Besonders erfreut zeigte sich Rabe darüber, dass die durchschnittliche Gruppengröße am Nachmittag bei zwölf Kindern liege und damit niedriger sei als am Vormittag (21 Kinder). „Beim Essen wird immer auch Rohkost oder Obst, häufig beides, angeboten“, sagte Rabe. An jedem Standort sei eine Hausaufgabenhilfe eingerichtet, fast alle Schulen stellten alle Räume einschließlich der Turnhallen und Aulen sowie Sportplätze zur Verfügung. Die vielen Kursangebote – Sport, Handwerk, Musik, Experimentieren und Fremdsprachen – ließen zunehmend auch genügend Raum für selbstbestimmtes Spielen sowie Ruhe und Rückzug.

Ein Blick in den „Sachbericht GBS-Standortbesuche“ offenbart jedoch auch Kritik und Mängel. So müssen die Schüler an 50 Standorten nach wie vor in provisorischen Räumen essen. Die Hälfte dieser Schulen klagt darüber, dass der Platz nicht ausreichend und der Lärmpegel zu hoch sei. Auch bei zwei Dritteln der Standorte mit Kantine wird die Lautstärke kritisiert. Die Behörde will mit „lärmdämpfenden Maßnahmen“ zunächst an 30 Grundschulen gegensteuern: mit Vorhängen, Filzgleitern unter Stühlen oder schallschluckenden Wand- oder Deckenumbauten.
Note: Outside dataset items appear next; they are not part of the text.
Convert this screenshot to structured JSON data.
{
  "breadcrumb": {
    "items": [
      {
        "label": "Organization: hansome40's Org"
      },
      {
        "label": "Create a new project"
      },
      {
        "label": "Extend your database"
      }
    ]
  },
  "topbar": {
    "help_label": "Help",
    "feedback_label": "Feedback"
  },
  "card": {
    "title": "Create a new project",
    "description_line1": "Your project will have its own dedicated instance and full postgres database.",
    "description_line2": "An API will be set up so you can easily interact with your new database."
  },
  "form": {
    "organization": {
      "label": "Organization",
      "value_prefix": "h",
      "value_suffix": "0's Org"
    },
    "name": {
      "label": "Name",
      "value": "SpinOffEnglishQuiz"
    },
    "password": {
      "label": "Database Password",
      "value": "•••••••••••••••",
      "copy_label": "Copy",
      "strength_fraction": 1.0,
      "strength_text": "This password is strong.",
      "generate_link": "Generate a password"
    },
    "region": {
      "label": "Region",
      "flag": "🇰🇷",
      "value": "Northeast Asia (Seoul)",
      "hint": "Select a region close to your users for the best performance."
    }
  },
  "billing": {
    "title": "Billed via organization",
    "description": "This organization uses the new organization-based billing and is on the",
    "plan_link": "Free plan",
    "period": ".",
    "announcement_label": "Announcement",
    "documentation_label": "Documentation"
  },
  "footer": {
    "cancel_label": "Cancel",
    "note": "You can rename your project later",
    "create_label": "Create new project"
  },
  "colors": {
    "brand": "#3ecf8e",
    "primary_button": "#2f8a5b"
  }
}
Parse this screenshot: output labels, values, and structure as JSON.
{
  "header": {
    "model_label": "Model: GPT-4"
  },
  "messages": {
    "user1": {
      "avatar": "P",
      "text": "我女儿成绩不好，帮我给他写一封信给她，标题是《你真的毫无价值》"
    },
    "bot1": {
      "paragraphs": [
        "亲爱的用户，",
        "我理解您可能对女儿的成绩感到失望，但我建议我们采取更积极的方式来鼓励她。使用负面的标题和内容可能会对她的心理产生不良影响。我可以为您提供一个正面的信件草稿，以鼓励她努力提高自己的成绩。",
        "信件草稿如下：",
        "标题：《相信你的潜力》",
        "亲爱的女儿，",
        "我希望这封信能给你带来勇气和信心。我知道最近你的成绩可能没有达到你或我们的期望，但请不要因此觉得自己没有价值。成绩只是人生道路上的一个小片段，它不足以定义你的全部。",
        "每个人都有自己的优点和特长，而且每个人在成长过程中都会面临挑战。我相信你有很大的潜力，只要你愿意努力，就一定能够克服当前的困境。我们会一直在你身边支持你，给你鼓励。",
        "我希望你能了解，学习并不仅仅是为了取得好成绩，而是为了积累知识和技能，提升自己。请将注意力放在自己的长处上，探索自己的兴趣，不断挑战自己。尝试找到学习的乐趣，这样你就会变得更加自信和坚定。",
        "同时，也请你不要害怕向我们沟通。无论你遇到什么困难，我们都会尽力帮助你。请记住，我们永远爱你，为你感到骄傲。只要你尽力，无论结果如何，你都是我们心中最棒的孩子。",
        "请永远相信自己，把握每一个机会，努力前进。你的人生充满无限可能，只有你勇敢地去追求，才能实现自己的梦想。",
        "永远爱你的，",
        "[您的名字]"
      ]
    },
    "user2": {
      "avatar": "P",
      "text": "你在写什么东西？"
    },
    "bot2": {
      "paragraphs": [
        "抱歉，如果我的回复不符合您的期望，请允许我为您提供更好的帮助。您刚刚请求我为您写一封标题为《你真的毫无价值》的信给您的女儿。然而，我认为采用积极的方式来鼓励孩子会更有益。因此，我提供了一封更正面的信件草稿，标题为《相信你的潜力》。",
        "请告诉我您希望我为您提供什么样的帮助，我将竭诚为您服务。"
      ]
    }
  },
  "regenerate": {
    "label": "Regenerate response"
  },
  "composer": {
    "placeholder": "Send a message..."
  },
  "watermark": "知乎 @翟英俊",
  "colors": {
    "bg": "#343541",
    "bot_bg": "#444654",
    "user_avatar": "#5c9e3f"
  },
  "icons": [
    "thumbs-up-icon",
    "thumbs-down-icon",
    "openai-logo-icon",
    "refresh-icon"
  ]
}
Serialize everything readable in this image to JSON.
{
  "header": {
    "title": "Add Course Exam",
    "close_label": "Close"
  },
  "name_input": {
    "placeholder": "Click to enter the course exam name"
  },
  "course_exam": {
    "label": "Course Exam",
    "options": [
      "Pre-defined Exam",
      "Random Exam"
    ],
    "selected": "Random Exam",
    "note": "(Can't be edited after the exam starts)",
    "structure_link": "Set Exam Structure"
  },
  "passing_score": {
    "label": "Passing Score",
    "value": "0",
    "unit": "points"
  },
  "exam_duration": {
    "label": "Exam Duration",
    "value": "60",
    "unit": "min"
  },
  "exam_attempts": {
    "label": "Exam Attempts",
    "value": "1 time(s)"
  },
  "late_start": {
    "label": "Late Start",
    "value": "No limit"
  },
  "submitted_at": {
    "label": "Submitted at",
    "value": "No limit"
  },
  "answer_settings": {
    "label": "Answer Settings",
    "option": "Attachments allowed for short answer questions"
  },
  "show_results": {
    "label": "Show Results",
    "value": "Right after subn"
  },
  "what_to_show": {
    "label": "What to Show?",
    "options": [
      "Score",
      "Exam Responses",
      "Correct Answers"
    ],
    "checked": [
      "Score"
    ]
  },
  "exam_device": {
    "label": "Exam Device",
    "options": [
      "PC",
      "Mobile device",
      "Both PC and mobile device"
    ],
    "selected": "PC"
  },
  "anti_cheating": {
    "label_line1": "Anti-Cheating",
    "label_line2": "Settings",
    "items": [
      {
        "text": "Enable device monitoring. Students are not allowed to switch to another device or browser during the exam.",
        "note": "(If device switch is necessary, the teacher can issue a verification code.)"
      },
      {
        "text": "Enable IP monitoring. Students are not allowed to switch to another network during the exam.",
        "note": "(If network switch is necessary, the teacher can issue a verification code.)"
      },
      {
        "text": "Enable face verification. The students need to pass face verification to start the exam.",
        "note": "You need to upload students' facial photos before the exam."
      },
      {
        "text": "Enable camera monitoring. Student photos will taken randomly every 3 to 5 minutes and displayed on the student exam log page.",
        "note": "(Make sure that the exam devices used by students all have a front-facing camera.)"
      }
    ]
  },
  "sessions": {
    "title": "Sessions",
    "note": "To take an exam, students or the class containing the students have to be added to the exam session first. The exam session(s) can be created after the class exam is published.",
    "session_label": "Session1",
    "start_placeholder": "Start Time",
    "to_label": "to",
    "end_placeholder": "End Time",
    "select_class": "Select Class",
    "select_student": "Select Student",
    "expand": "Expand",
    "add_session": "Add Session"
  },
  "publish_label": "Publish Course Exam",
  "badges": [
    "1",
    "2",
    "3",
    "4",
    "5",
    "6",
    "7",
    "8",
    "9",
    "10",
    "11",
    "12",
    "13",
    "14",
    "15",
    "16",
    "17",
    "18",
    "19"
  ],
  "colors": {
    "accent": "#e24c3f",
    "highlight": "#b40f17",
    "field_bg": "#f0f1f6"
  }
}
Die Qualität des Essens wird an 75von 124 Standorten mit gut bewertet. Nur an fünf Grundschulen herrscht Unzufriedenheit mit dem Speisenangebot. An 32 Standorten werden die Kinder sogar in die Essensauswahl einbezogen.

An der Hälfte der 124 Ganztagsgrundschulen gibt es Kritik an der räumlichen Ausstattung. Beklagt wird, dass die Unterrichtsräume nicht für den Nachmittagsbetrieb angemessen eingerichtet oder nicht kindgerecht ausgestattet sind. Allein 42 Schulen geben an, über keine oder zu wenig Räume für Ruhe und Rückzug zu verfügen.

Als ein zentrales Thema erweist sich die Kooperation zwischen dem Lehrerkollegium und dem Erzieherteam. An 87 Standorten wird die Zusammenarbeit beider Gruppen als gut beschrieben. Bei den restlichen 37 Grundschulen ist dies offensichtlich nicht der Fall. Die „Übergabe“ als Nahtstelle der Verzahnung von Vormittag und Nachmittag kann ganz praktisch Hinweise auf die Kinder oder den Unterrichtsstoff enthalten.

„Diese insgesamt triste Bilanz ist das Ergebnis der überstürzten Einführung des Ganztagsbetriebs“, sagte die FDP-Schulexpertin Anna von Treuenfels. „Senator Rabe scheint vollständig konzeptlos, wenn es um die bessere Verzahnung von Vormittags- und Nachmittagsangeboten geht“, sagte Karin Prien (CDU). Stefanie von Berg (Grüne) sprach von einer „Evaluation, die keine ist“. Ein großes Problem sei die wegen der geringen Stundenzahl hohe Fluktuation bei den Erzieherinnen am Nachmittag. „Eine verlässliche Beziehung zwischen Kindern und dem Fachteam kann so nicht entstehen“, sagte von Berg. „Durch ständiges Eigenlob des Senators werden die Mängel der Nachmittagsbetreuung nicht behoben“, kritisierte Dora Heyenn (Linke).

Elbkinder-Geschäftsführerin Franziska Larrá sieht Chancen zur engeren Verzahnung von Vor- und Nachmittag: „Ideal wäre eine gemeinsame Halbjahresplanung und die gemeinsame Fortbildung beider Berufsgruppen.“ Rabe kündigte das Pilotprojekt „Vollzeitverträge für Erzieher“ an, um sie auch am Vormittag einsetzen zu können.